Points of View - November 29

Family, food, fun, and football is pretty much what every Thanksgiving has always been about with my family, and this year was no different. We all hope that everyone enjoyed Thanksgiving and the traditional long weekend of shopping and decorating.

For today's post, the main subject is climate change with the world's leaders meeting in Copenhagen next week, and this issue will take center stage in the media. There are definitely some varying opinions, so sift through and enjoy.

Climate Change

A Heated Debate - The Economist - "'WHAT is truth?' That was Pontius Pilate’s answer to Jesus’s assertion that 'Everyone that is of the truth heareth my voice.' It sounds suspiciously like the modern argument over climate change."

Rigging a Climate 'Consensus' - The Wall Street Journal - "The climatologists at the center of the leaked email and document scandal have taken the line that it is all much ado about nothing. Yes, the wording of their messages was unfortunate, but they insist this in no way undermines the underlying science. They're ignoring the damage they've done to public confidence in the arbiters of climate science."

Before the Climate Conference, a Weather Report - The New York Times - "President Obama and other world leaders will gather in Copenhagen next week to discuss climate change. Though this is a global issue, it’s also a profoundly local one. For this reason, the Op-Ed editors asked writers from four different continents to report on the climate changes they’ve experienced close to home.

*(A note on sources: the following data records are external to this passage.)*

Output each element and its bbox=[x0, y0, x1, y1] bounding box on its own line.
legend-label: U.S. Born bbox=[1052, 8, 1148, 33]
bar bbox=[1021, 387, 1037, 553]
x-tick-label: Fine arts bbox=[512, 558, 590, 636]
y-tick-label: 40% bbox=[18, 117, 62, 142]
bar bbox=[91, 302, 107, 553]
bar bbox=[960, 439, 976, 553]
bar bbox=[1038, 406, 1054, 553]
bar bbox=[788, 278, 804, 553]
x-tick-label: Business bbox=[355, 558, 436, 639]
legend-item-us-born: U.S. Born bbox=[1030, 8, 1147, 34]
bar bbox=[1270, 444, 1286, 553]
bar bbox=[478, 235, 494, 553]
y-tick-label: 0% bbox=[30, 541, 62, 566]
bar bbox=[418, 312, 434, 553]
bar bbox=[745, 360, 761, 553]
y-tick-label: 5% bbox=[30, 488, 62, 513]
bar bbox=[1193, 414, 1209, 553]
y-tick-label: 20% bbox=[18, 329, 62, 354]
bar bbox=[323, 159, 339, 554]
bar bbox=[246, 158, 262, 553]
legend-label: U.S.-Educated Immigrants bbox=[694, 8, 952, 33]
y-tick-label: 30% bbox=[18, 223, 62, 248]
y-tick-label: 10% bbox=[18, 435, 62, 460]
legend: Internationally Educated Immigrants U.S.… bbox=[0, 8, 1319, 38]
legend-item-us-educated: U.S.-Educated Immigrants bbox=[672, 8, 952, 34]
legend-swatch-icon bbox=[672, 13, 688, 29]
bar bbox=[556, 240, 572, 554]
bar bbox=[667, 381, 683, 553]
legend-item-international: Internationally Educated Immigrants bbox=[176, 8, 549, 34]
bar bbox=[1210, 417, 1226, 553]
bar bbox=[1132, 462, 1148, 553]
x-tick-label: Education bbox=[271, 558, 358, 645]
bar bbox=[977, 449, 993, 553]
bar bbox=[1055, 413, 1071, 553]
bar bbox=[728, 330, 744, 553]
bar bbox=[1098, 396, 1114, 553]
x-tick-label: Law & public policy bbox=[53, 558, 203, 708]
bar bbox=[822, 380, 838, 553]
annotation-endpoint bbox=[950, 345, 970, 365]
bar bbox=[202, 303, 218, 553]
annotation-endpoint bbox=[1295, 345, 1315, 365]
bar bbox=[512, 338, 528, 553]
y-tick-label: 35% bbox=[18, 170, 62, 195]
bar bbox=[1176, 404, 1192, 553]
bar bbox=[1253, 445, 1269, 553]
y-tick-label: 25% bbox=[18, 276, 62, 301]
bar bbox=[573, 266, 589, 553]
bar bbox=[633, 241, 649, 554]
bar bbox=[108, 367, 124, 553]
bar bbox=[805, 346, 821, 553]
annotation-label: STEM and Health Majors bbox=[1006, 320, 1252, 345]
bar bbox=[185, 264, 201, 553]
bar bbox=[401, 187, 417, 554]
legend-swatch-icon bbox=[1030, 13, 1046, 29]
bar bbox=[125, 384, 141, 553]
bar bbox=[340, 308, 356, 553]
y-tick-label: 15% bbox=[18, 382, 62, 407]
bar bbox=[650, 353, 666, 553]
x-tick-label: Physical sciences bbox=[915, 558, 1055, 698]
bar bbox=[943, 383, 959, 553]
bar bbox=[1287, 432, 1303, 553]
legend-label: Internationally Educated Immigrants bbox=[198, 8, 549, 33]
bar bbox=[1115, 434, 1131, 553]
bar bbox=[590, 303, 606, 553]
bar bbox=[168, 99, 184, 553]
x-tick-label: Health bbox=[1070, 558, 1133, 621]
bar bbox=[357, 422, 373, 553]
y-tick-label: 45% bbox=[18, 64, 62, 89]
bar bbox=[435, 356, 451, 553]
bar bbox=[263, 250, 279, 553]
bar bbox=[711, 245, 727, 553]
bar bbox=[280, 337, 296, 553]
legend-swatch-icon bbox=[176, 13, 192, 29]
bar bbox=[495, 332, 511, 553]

Here are their dispatches."

Health Care

A Modest Public Plan - The New York Times - "It is astonishing, but the question of whether a small slice of Americans should be able to choose between a government-run health insurance plan and private health insurance plans is threatening passage of much-needed health care reform."

Unemployment

The Jobless Gender Gap - By David Paul Kuhn - The Wall Street Journal - "The unemployment rate for men, 11.4%, based on seasonally adjusted data from the Bureau of Labor Statistics, outpaces the rate for women, 8.8%. We now have the largest jobless gender gap since tracking became possible in 1948. The gap reached its previous peak, 2.5 points, in 1967 and 1978. Today's gap has exceeded that for three months. It's endured at two points or above for an unprecedented length, eight months and counting."